According to wikipedia, there are 23335 nuclear weapons in existence. This is enough to sterilize the entire surface of the Earth several times over. These bombs are typically made of highly enriched uranium, with various mechanisms to set off the runaway chain-reaction that becomes nuclear meltdown.
However, uranium also has a peaceful use as nuclear reactor fuel. In addition, there is a way to use it for space flight at remarkable speeds, allowing robotic-probe colonization of the galaxy. For the first, the bomb must be dismantled, and its fuel carried to the reactor. U-235, the "fuel" of most of these bombs, is warm with radioactivity. Thankfully, it is the weakest, alpha, type. Alpha radiation is stopped by your skin, but the safety-concious can wear gloves to eliminate the risk. The daring are urged not to place it in their mouths. Newer bombs use Plutonium, which is warmer but still only an alpha emitter. Both these materials are a grey metal, and not glowing green as depicted in cartoons. Uranium is dull grey, like iron, Plutonium is shiny grey, like silver.
If we seek the reactor solution, we would take the bombs apart, ship the fuel to the reactors, and generate electricity for commercial use with them. This would have a problem of increasing the amount of spent nuclear fuel in the environment, which I will cover in a later essay.

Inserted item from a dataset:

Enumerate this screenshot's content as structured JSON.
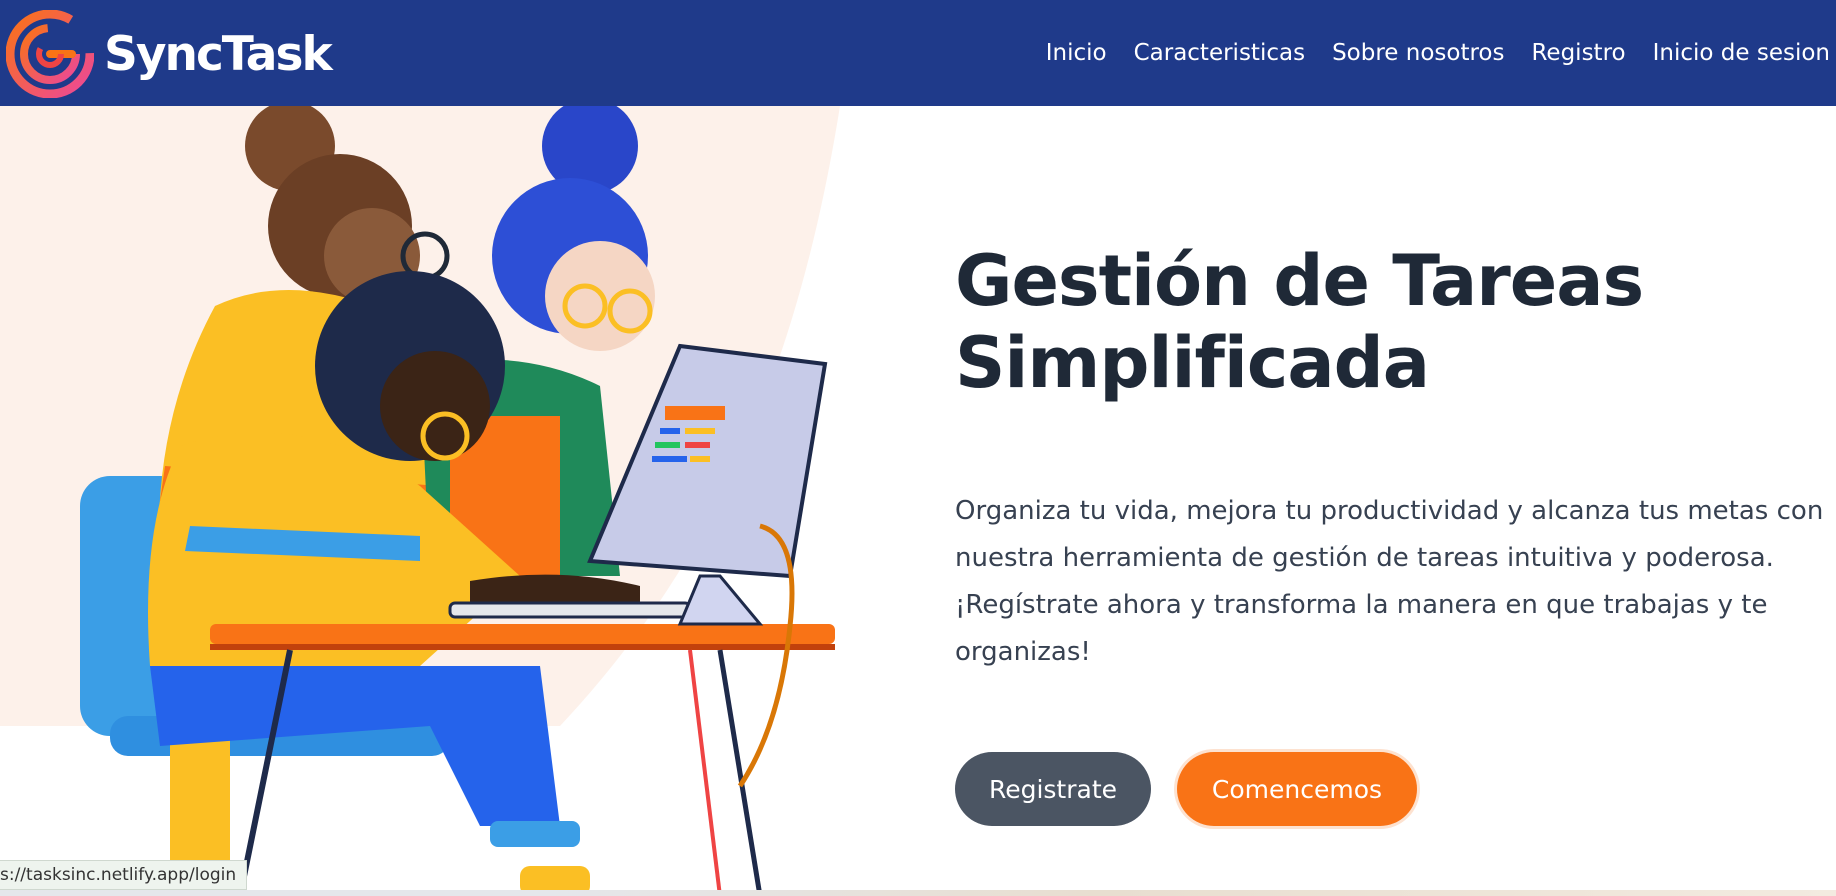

If we seek the space propulsion solution, we need to construct very large ships, get them safely into orbit, find interesting destinations for them, and send enough equipment to do something useful upon their arrival. This would be expensive, but probably worthwhile. (Second home in case of doom of the earth, for instance.)
If we do nothing, then we have all these nuclear weapons sitting around. While most of them are too heavy to steal, there is always the chance that the host nation will sell the weapon, or elect someone insane enough to attack with them.